Thursday, July 30, 2009

The Bells (Ancestors In Paradise)

A happy family,
Lived in a happy home,
Father,mother, sister, brother they be,
They were happy, damn happy,
As good as good can be.

Then came The Bells,
Telling of the past, the present, the future,
You can learn a lot from,
The rolling and the tolling of The Bells.

Father started getting sick,
Black spots covered his body,
He first couldn't eat,
Then he couldn't move,
Then he couldn't sleep,
Then last It took his body,
Piece by little piece,
Till all that was left,
Was the fruitless shell,
Of a truly wonderful man.

They told me to go to the yard,
When my father died,
They covered his lifeless eyes,
With a small loin cloth,
Took him to the crematorium.

We took his ashes home,
And put them next to Grandma's,
To watch over us forever,
And for us to remember forever.

I cried a lot that day,
The waterfall from the abysses of my heart,
To the lake in my soul,
Washed away my sorrow,
And helped me mourn.

My father had breakfast with his kinfolk,
Then lunch with our ancestors in paradise.

I'll always remember The Bells,
Telling of the past, the present, the future,
You can learn a lot from,
The rolling and the tolling of The Bells.



This poem was a poem requested by Nadia Khan about the Black Plague.
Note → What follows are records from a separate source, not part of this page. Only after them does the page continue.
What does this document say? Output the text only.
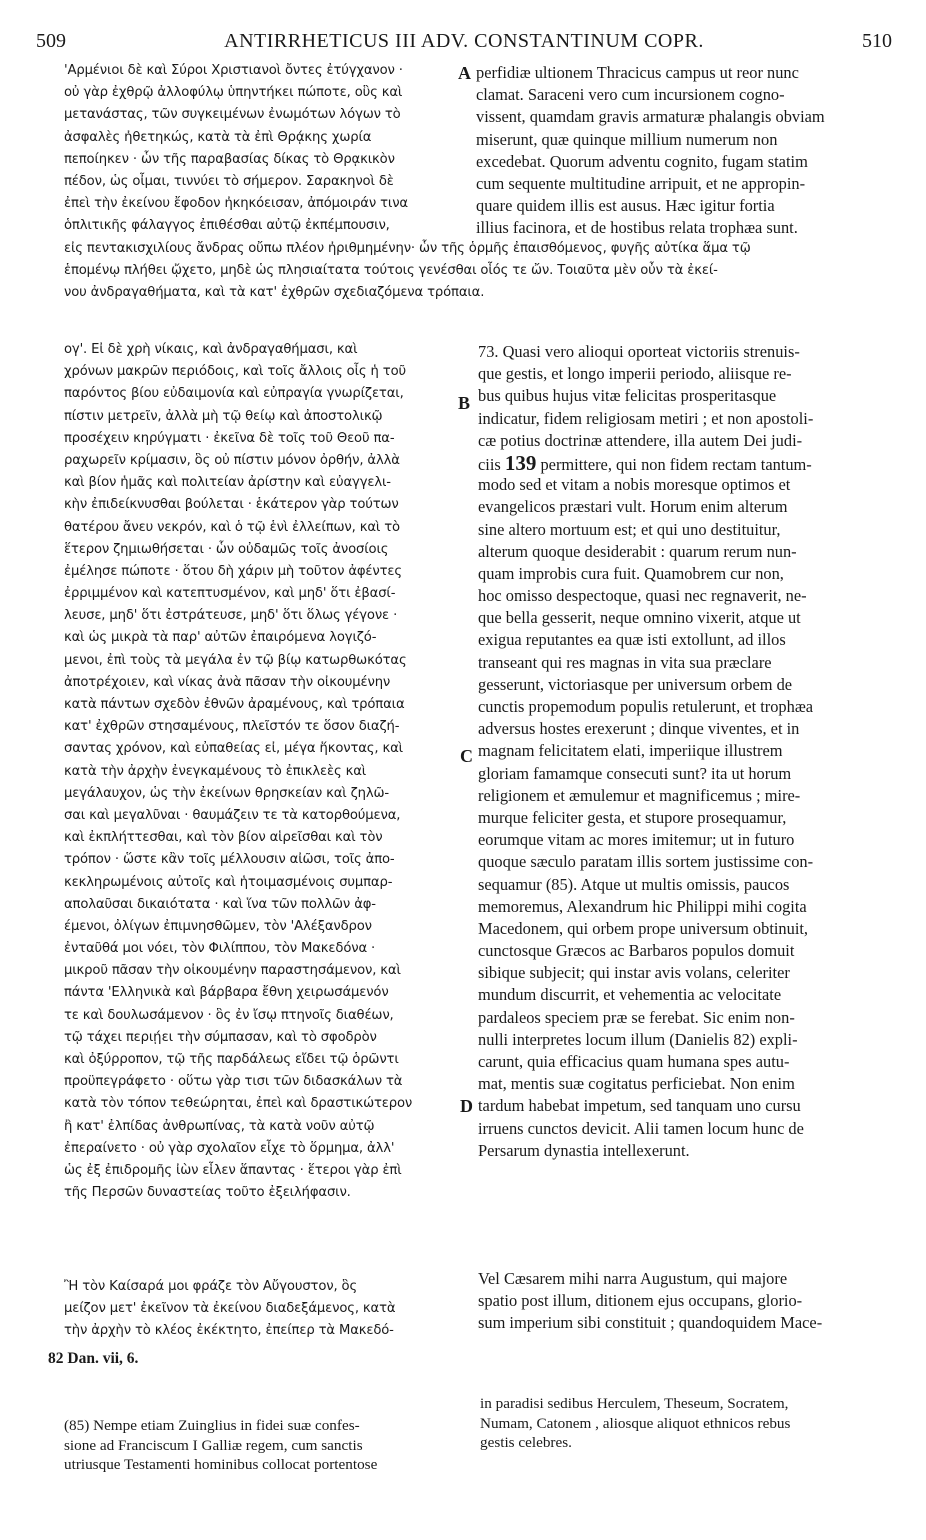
509	ANTIRRHETICUS III ADV. CONSTANTINUM COPR.	510
'Αρμένιοι δὲ καὶ Σύροι Χριστιανοὶ ὄντες ἐτύγχανον ·
οὐ γὰρ ἐχθρῷ ἀλλοφύλῳ ὑπηντήκει πώποτε, οὓς καὶ
μετανάστας, τῶν συγκειμένων ἐνωμότων λόγων τὸ
ἀσφαλὲς ἠθετηκώς, κατὰ τὰ ἐπὶ Θρᾴκης χωρία
πεποίηκεν · ὧν τῆς παραβασίας δίκας τὸ Θρᾳκικὸν
πέδον, ὡς οἶμαι, τιννύει τὸ σήμερον. Σαρακηνοὶ δὲ
ἐπεὶ τὴν ἐκείνου ἔφοδον ἠκηκόεισαν, ἀπόμοιράν τινα
ὁπλιτικῆς φάλαγγος ἐπιθέσθαι αὐτῷ ἐκπέμπουσιν,
A perfidiæ ultionem Thracicus campus ut reor nunc
clamat. Saraceni vero cum incursionem cogno-
vissent, quamdam gravis armaturæ phalangis obviam
miserunt, quæ quinque millium numerum non
excedebat. Quorum adventu cognito, fugam statim
cum sequente multitudine arripuit, et ne appropin-
quare quidem illis est ausus. Hæc igitur fortia
illius facinora, et de hostibus relata trophæa sunt.
εἰς πεντακισχιλίους ἄνδρας οὔπω πλέον ἠριθμημένην· ὧν τῆς ὁρμῆς ἐπαισθόμενος, φυγῆς αὐτίκα ἅμα τῷ
ἑπομένῳ πλήθει ᾤχετο, μηδὲ ὡς πλησιαίτατα τούτοις γενέσθαι οἷός τε ὤν. Τοιαῦτα μὲν οὖν τὰ ἐκεί-
νου ἀνδραγαθήματα, καὶ τὰ κατ' ἐχθρῶν σχεδιαζόμενα τρόπαια.
ογ'. Εἰ δὲ χρὴ νίκαις, καὶ ἀνδραγαθήμασι, καὶ
χρόνων μακρῶν περιόδοις, καὶ τοῖς ἄλλοις οἷς ἡ τοῦ
παρόντος βίου εὐδαιμονία καὶ εὐπραγία γνωρίζεται,
πίστιν μετρεῖν, ἀλλὰ μὴ τῷ θείῳ καὶ ἀποστολικῷ
προσέχειν κηρύγματι · ἐκεῖνα δὲ τοῖς τοῦ Θεοῦ πα-
ραχωρεῖν κρίμασιν, ὃς οὐ πίστιν μόνον ὀρθήν, ἀλλὰ
καὶ βίον ἡμᾶς καὶ πολιτείαν ἀρίστην καὶ εὐαγγελι-
κὴν ἐπιδείκνυσθαι βούλεται · ἑκάτερον γὰρ τούτων
θατέρου ἄνευ νεκρόν, καὶ ὁ τῷ ἑνὶ ἐλλείπων, καὶ τὸ
ἕτερον ζημιωθήσεται · ὧν οὐδαμῶς τοῖς ἀνοσίοις
ἐμέλησε πώποτε · ὅτου δὴ χάριν μὴ τοῦτον ἀφέντες
ἐρριμμένον καὶ κατεπτυσμένον, καὶ μηδ' ὅτι ἐβασί-
λευσε, μηδ' ὅτι ἐστράτευσε, μηδ' ὅτι ὅλως γέγονε ·
καὶ ὡς μικρὰ τὰ παρ' αὐτῶν ἐπαιρόμενα λογιζό-
μενοι, ἐπὶ τοὺς τὰ μεγάλα ἐν τῷ βίῳ κατωρθωκότας
ἀποτρέχοιεν, καὶ νίκας ἀνὰ πᾶσαν τὴν οἰκουμένην
κατὰ πάντων σχεδὸν ἐθνῶν ἀραμένους, καὶ τρόπαια
κατ' ἐχθρῶν στησαμένους, πλεῖστόν τε ὅσον διαζή-
σαντας χρόνον, καὶ εὐπαθείας εἰ, μέγα ἥκοντας, καὶ
κατὰ τὴν ἀρχὴν ἐνεγκαμένους τὸ ἐπικλεὲς καὶ
μεγάλαυχον, ὡς τὴν ἐκείνων θρησκείαν καὶ ζηλῶ-
σαι καὶ μεγαλῦναι · θαυμάζειν τε τὰ κατορθούμενα,
καὶ ἐκπλήττεσθαι, καὶ τὸν βίον αἱρεῖσθαι καὶ τὸν
τρόπον · ὥστε κἂν τοῖς μέλλουσιν αἰῶσι, τοῖς ἀπο-
κεκληρωμένοις αὐτοῖς καὶ ἡτοιμασμένοις συμπαρ-
απολαῦσαι δικαιότατα · καὶ ἵνα τῶν πολλῶν ἀφ-
έμενοι, ὀλίγων ἐπιμνησθῶμεν, τὸν 'Αλέξανδρον
ἐνταῦθά μοι νόει, τὸν Φιλίππου, τὸν Μακεδόνα ·
μικροῦ πᾶσαν τὴν οἰκουμένην παραστησάμενον, καὶ
πάντα 'Ελληνικὰ καὶ βάρβαρα ἔθνη χειρωσάμενόν
τε καὶ δουλωσάμενον · ὃς ἐν ἴσῳ πτηνοῖς διαθέων,
τῷ τάχει περιῄει τὴν σύμπασαν, καὶ τὸ σφοδρὸν
καὶ ὀξύρροπον, τῷ τῆς παρδάλεως εἴδει τῷ ὁρῶντι
προϋπεγράφετο · οὕτω γὰρ τισι τῶν διδασκάλων τὰ
κατὰ τὸν τόπον τεθεώρηται, ἐπεὶ καὶ δραστικώτερον
ἢ κατ' ἐλπίδας ἀνθρωπίνας, τὰ κατὰ νοῦν αὐτῷ
ἐπεραίνετο · οὐ γὰρ σχολαῖον εἶχε τὸ ὅρμημα, ἀλλ'
ὡς ἐξ ἐπιδρομῆς ἰὼν εἷλεν ἅπαντας · ἕτεροι γὰρ ἐπὶ
τῆς Περσῶν δυναστείας τοῦτο ἐξειλήφασιν.
Ἢ τὸν Καίσαρά μοι φράζε τὸν Αὔγουστον, ὃς
μείζον μετ' ἐκεῖνον τὰ ἐκείνου διαδεξάμενος, κατὰ
τὴν ἀρχὴν τὸ κλέος ἐκέκτητο, ἐπείπερ τὰ Μακεδό-
B
C
D
73. Quasi vero alioqui oporteat victoriis strenuis-
que gestis, et longo imperii periodo, aliisque re-
bus quibus hujus vitæ felicitas prosperitasque
indicatur, fidem religiosam metiri ; et non apostoli-
cæ potius doctrinæ attendere, illa autem Dei judi-
ciis 139 permittere, qui non fidem rectam tantum-
modo sed et vitam a nobis moresque optimos et
evangelicos præstari vult. Horum enim alterum
sine altero mortuum est; et qui uno destituitur,
alterum quoque desiderabit : quarum rerum nun-
quam improbis cura fuit. Quamobrem cur non,
hoc omisso despectoque, quasi nec regnaverit, ne-
que bella gesserit, neque omnino vixerit, atque ut
exigua reputantes ea quæ isti extollunt, ad illos
transeant qui res magnas in vita sua præclare
gesserunt, victoriasque per universum orbem de
cunctis propemodum populis retulerunt, et trophæa
adversus hostes erexerunt ; dinque viventes, et in
magnam felicitatem elati, imperiique illustrem
gloriam famamque consecuti sunt? ita ut horum
religionem et æmulemur et magnificemus ; mire-
murque feliciter gesta, et stupore prosequamur,
eorumque vitam ac mores imitemur; ut in futuro
quoque sæculo paratam illis sortem justissime con-
sequamur (85). Atque ut multis omissis, paucos
memoremus, Alexandrum hic Philippi mihi cogita
Macedonem, qui orbem prope universum obtinuit,
cunctosque Græcos ac Barbaros populos domuit
sibique subjecit; qui instar avis volans, celeriter
mundum discurrit, et vehementia ac velocitate
pardaleos speciem præ se ferebat. Sic enim non-
nulli interpretes locum illum (Danielis 82) expli-
carunt, quia efficacius quam humana spes autu-
mat, mentis suæ cogitatus perficiebat. Non enim
tardum habebat impetum, sed tanquam uno cursu
irruens cunctos devicit. Alii tamen locum hunc de
Persarum dynastia intellexerunt.
Vel Cæsarem mihi narra Augustum, qui majore
spatio post illum, ditionem ejus occupans, glorio-
sum imperium sibi constituit ; quandoquidem Mace-
82 Dan. vii, 6.
(85) Nempe etiam Zuinglius in fidei suæ confes-
sione ad Franciscum I Galliæ regem, cum sanctis
utriusque Testamenti hominibus collocat portentose
in paradisi sedibus Herculem, Theseum, Socratem,
Numam, Catonem , aliosque aliquot ethnicos rebus
gestis celebres.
I researched the Black Plague a lot and found it to be a lot like cancer actually in the way it kills people. I related it to my father, so there you go. I got the idea from Edgar Allen Poe's "The Bells." He wrote it about his dying wife as well. The second to last stanza is based on a quote by Giovanni Boccacio, an Italian noble, about the Black Plague.